California-based DoorDash (DASH) offers on-demand food ordering and delivery services in more than 7,000 cities across the U.S., Canada, Japan, and Australia.
In an expansion move, DoorDash has agreed to acquire Wolt Enterprises, a Finland-based food delivery platform that operates in 23 countries. The all-stock deal of €7 billion is expected to close in the first half of 2022.
With this in mind, let’s take a look at DASH’s financials and understand what has changed in its risk factors. (See Insiders’ Hot Stocks on TipRanks)
Q3 Financial Results
DoorDash reported revenue of $1.3 billion for third quarter of 2021, surpassing the consensus estimate of $1.2 billion. The company had reported revenue of $879 million in the same quarter last year. Marketplace GOV increased 44% year-over-year to $10.4 billion.
During the quarter, the company posted a loss per share of $0.30, missing the consensus estimate of $0.28 loss per share. It has posted a loss of $0.96 per share in the same quarter last year. DoorDash ended the third quarter with $2.9 billion in cash. (See DoorDash stock charts on TipRanks).
According to the new TipRanks’ Risk Factors tool, DASH’s main risk category is Finance & Corporate, which accounts for 41% of the total 79 risks identified for the stock. Recently, the company updated its risk profile with five new risk factors related to the pending Wolt acquisition deal.

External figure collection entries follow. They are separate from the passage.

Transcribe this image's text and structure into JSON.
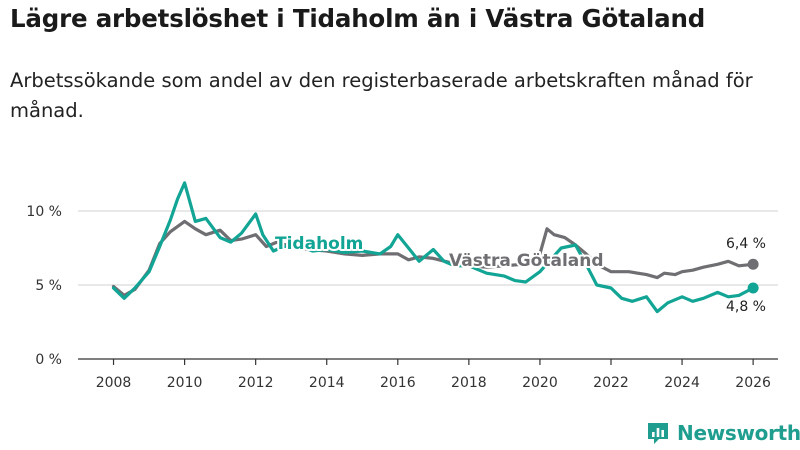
{
  "title": "Lägre arbetslöshet i Tidaholm än i Västra Götaland",
  "subtitle": "Arbetssökande som andel av den registerbaserade arbetskraften månad för månad.",
  "brand": "Newsworthy",
  "colors": {
    "tidaholm": "#12a595",
    "vastra": "#6f6e72",
    "grid": "#d9d9d9",
    "axis": "#333333"
  },
  "chart_data": {
    "type": "line",
    "title": "Lägre arbetslöshet i Tidaholm än i Västra Götaland",
    "xlabel": "",
    "ylabel": "",
    "xlim": [
      2007,
      2026.7
    ],
    "ylim": [
      0,
      12
    ],
    "x_ticks": [
      2008,
      2010,
      2012,
      2014,
      2016,
      2018,
      2020,
      2022,
      2024,
      2026
    ],
    "x_tick_labels": [
      "2008",
      "2010",
      "2012",
      "2014",
      "2016",
      "2018",
      "2020",
      "2022",
      "2024",
      "2026"
    ],
    "y_ticks": [
      0,
      5,
      10
    ],
    "y_tick_labels": [
      "0 %",
      "5 %",
      "10 %"
    ],
    "grid": true,
    "series": [
      {
        "name": "Västra Götaland",
        "label": "Västra Götaland",
        "end_label": "6,4 %",
        "x": [
          2008.0,
          2008.3,
          2008.6,
          2009.0,
          2009.3,
          2009.6,
          2010.0,
          2010.3,
          2010.6,
          2011.0,
          2011.3,
          2011.6,
          2012.0,
          2012.3,
          2012.6,
          2013.0,
          2013.5,
          2014.0,
          2014.5,
          2015.0,
          2015.5,
          2016.0,
          2016.3,
          2016.6,
          2017.0,
          2017.5,
          2018.0,
          2018.5,
          2019.0,
          2019.5,
          2020.0,
          2020.2,
          2020.4,
          2020.7,
          2021.0,
          2021.3,
          2021.6,
          2022.0,
          2022.5,
          2023.0,
          2023.3,
          2023.5,
          2023.8,
          2024.0,
          2024.3,
          2024.6,
          2025.0,
          2025.3,
          2025.6,
          2026.0
        ],
        "values": [
          4.9,
          4.3,
          4.7,
          6.0,
          7.8,
          8.6,
          9.3,
          8.8,
          8.4,
          8.7,
          8.0,
          8.1,
          8.4,
          7.6,
          7.9,
          7.6,
          7.4,
          7.3,
          7.1,
          7.0,
          7.1,
          7.1,
          6.7,
          6.9,
          6.8,
          6.5,
          6.3,
          6.2,
          6.3,
          6.4,
          7.1,
          8.8,
          8.4,
          8.2,
          7.7,
          7.1,
          6.4,
          5.9,
          5.9,
          5.7,
          5.5,
          5.8,
          5.7,
          5.9,
          6.0,
          6.2,
          6.4,
          6.6,
          6.3,
          6.4
        ]
      },
      {
        "name": "Tidaholm",
        "label": "Tidaholm",
        "end_label": "4,8 %",
        "x": [
          2008.0,
          2008.3,
          2008.6,
          2009.0,
          2009.3,
          2009.6,
          2009.8,
          2010.0,
          2010.3,
          2010.6,
          2011.0,
          2011.3,
          2011.6,
          2012.0,
          2012.2,
          2012.5,
          2012.8,
          2013.2,
          2013.6,
          2014.0,
          2014.5,
          2015.0,
          2015.5,
          2015.8,
          2016.0,
          2016.3,
          2016.6,
          2017.0,
          2017.3,
          2017.6,
          2018.0,
          2018.5,
          2019.0,
          2019.3,
          2019.6,
          2020.0,
          2020.3,
          2020.6,
          2021.0,
          2021.3,
          2021.6,
          2022.0,
          2022.3,
          2022.6,
          2023.0,
          2023.3,
          2023.6,
          2024.0,
          2024.3,
          2024.6,
          2025.0,
          2025.3,
          2025.6,
          2026.0
        ],
        "values": [
          4.8,
          4.1,
          4.8,
          5.9,
          7.6,
          9.4,
          10.8,
          11.9,
          9.3,
          9.5,
          8.2,
          7.9,
          8.5,
          9.8,
          8.4,
          7.3,
          7.6,
          7.7,
          7.3,
          7.4,
          7.2,
          7.3,
          7.1,
          7.6,
          8.4,
          7.5,
          6.6,
          7.4,
          6.6,
          6.3,
          6.3,
          5.8,
          5.6,
          5.3,
          5.2,
          5.9,
          6.7,
          7.5,
          7.7,
          6.4,
          5.0,
          4.8,
          4.1,
          3.9,
          4.2,
          3.2,
          3.8,
          4.2,
          3.9,
          4.1,
          4.5,
          4.2,
          4.3,
          4.8
        ]
      }
    ]
  }
}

The company has informed investors that it may not succeed in acquiring Wolt. The company has cited many reasons that could cause the deal to collapse, including failure to obtain regulatory approvals and lawsuits challenging the agreement. If the deal collapses, DoorDash may be required to pay €210 million in termination fee to Wolt. Moreover, the company will incur acquisition-related costs regardless of whether the transaction goes through. The company has warned that any failure to close the acquisition could adversely impact its business, financial condition and stock price.
DoorDash has cautioned investors that although it has conducted due diligence on Wolt, there may be hidden liabilities that could be uncovered later. This could result in write-offs and unanticipated costs.
The company tells investors that even if it succeeds in closing the Wolt acquisition, it could experience difficulties in achieving the anticipated benefits of the merger. DASH further highlights that the integration of Wolt into its system could run into challenges because of the differences in management ideologies and corporate cultures.
Finally, DoorDash underlines that after closing the Wolt acquisition, its international operations will account for a greater portion of its overall business than they do currently. As a result, the company’s exposure to fluctuations in forex rates will increase and may adversely impact its financial results.
The Finance & Corporate risk factor’s sector average is at 44%, compared to DASH’s 40.5%. Shares of the company have gained about 59% year-to-date.
Following DoorDash’s third-quarter earnings report, Truist analyst Youssef Squali reiterated a Buy rating on the stock and raised the price target to $260 from $250. Squali’s new price target suggests 14.33% upside potential.
The analyst observed that DoorDash delivered strong third-quarter results and that the momentum would continue into the fourth quarter.
Consensus among analysts is a Moderate Buy based on 9 Buys and 9 Holds. The average DoorDash price target of $238.50 implies 4.87% upside potential to current levels.